PHOENIX (Reuters) - The National Hockey League and the owner of the bankrupt Phoenix Coyotes must seek mediation to settle their differences on who controls the hockey team, a federal bankruptcy judge ruled on Tuesday.
"Let me make a partial ruling," Judge Redfield Baum said in U.S. Bankruptcy Court in Phoenix. "The court is ordering the parties to attempt to go mediate the control issue.
"The court expects the two parties to pursue that as quickly as possible," he added.
The Coyotes filed for bankruptcy in Arizona on May 5 in a move intended to facilitate a sale and a move to Canada. The NHL has sought to overturn the bankruptcy filing by club owner Jerry Moyes, arguing he did not have the authority to file because the league controlled the team.
At the time of the filing, trucking magnate Moyes said he had an offer to sell the Coyotes to Jim Balsillie, co-chief executive of Canadian smartphone maker Research in Motion, for $212.5 million. Balsillie has said his offer is contingent on moving the team to southern Ontario.
The judge, who ordered a report from the two sides on May 27, said it was necessary to settle the issue of the team's possible relocation before a sale could be addressed.
"We will certainly do what the judge has asked and we will put every ounce of energy that we have into making it work," Steve Roman, a spokesman for Moyes said.
NHL Deputy Commissioner Bill Daly said the league's attorneys would talk to Moyes' lawyers.
"I will go in with an optimistic view that cooler heads can prevail and that we can come up with some way to manage this team that will preserve the asset," he said.
The Coyotes joined the NHL as the Winnipeg Jets in 1979, after the World Hockey Association folded. In 1996, the team moved to Phoenix and renamed itself the Coyotes. In 2001, it was sold to a group that included Moyes, who assumed majority control five years later.
Moyes, in court documents filed on Friday, disputed the league's contention that he turned over control of the Coyotes last November in exchange for financing.
In a separate filing, Earl Scudder, an attorney who has advised Moyes, claimed NHL Commissioner Gary Bettman told him April 3 the league would not approve relocation of the Coyotes to Hamilton, Ontario, because the city's arena is too old.
Bettman said if the team returned to Canada, it would be to Winnipeg, Scudder said in court documents. Bettman also said southern Ontario would only get a team through expansion, Scudder said.
NHL officials have said the league is committed to keeping the team, valued last October by Forbes magazine at a league-low $142 million, in Phoenix.
The Coyotes have never made a profit since moving to Arizona in 1996 and lost a combined $73 million from 2005 to 2008, according to court documents.
NHL officials had called the filing a move to skirt league rules governing franchise sales and relocation, which must be approved by a majority of the 30 NHL clubs. They are also attempting to block the sale to Balsillie.

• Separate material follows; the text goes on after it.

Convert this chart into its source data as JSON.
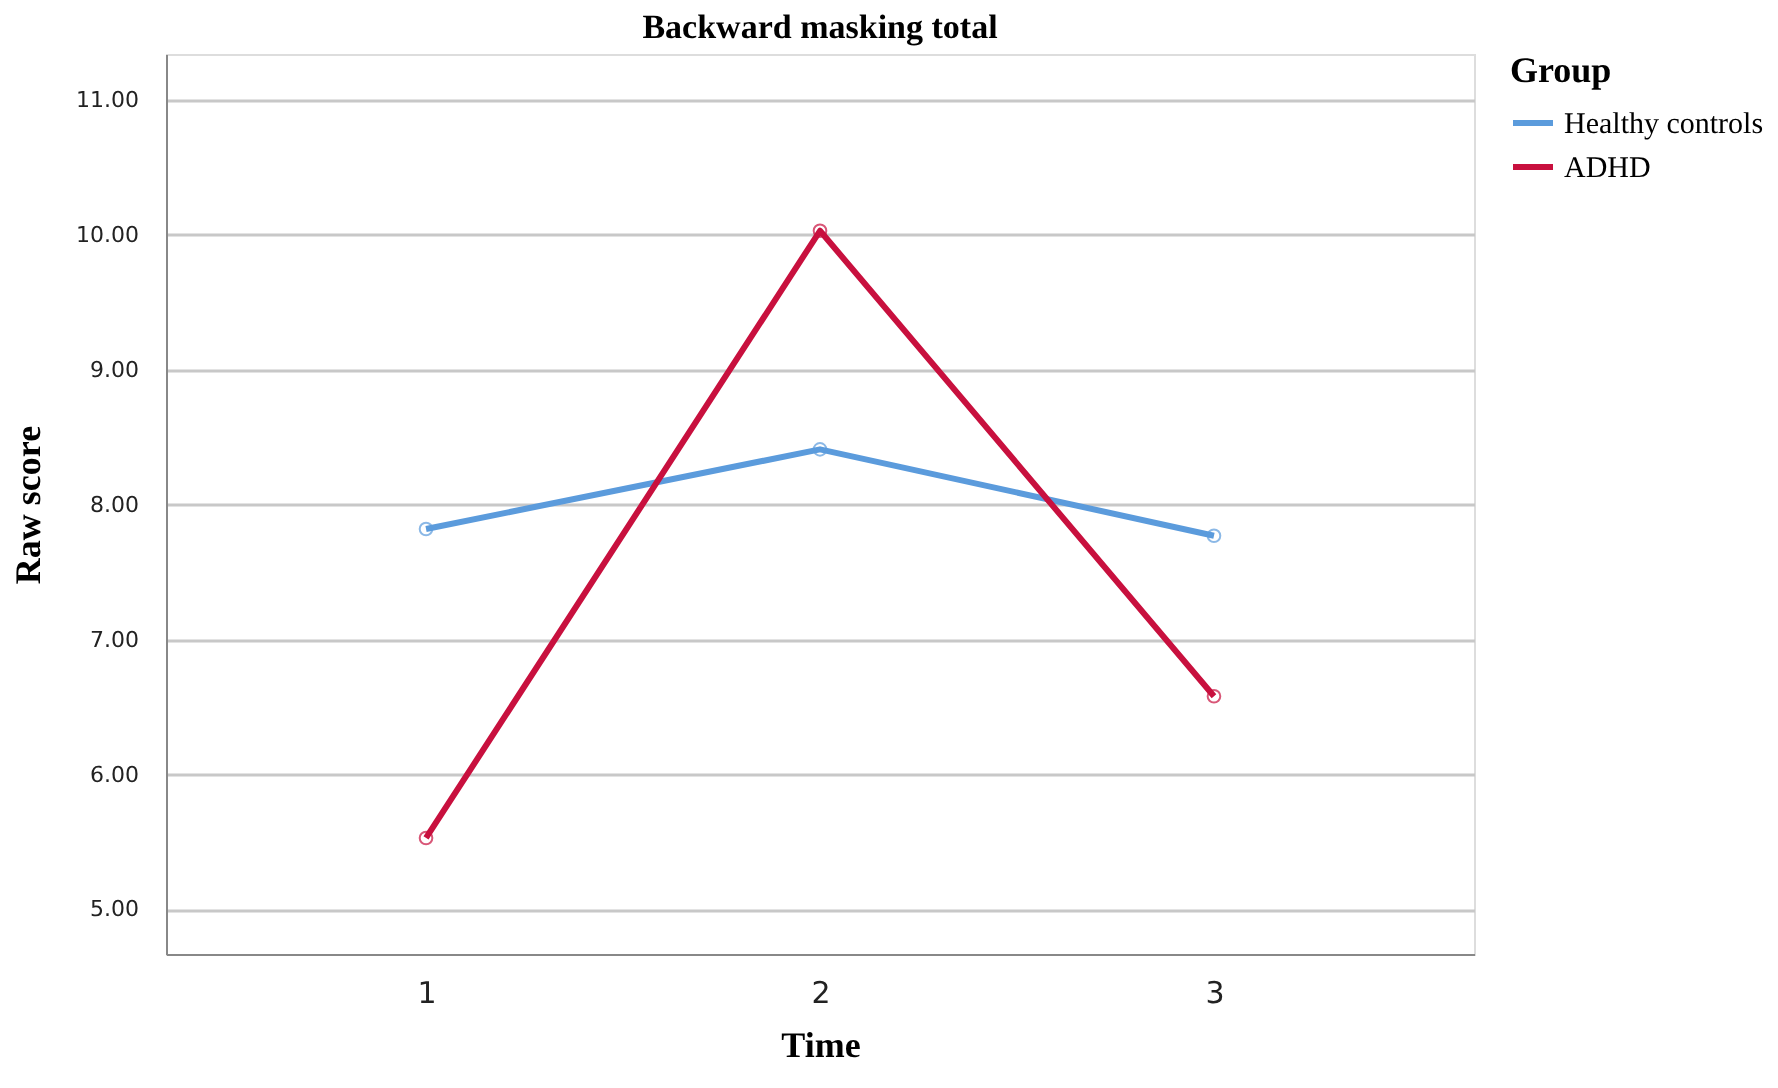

The other major U.S. sports leagues -- the National Football League, Major League Baseball and the National Basketball Association -- submitted statements supporting the NHL's ownership transfer and relocation rules. They warned the court that setting new precedent on those issues could undermine the business of all sports leagues.
Balsillie, a passionate hockey fan who regularly plays in pickup games, has made attempts in recent years to buy teams in Pittsburgh and Nashville, Tennessee, and move them to Canada.
Even if Balsillie wins court backing, the NHL still could make life difficult by withholding the team's share of league revenue or even dissolving the squad, said analysts and attorneys who follow the league.
The case is in Re: Dewey Ranch Hockey LLC, U.S. Bankruptcy Court, District of Arizona, No. 09-09488.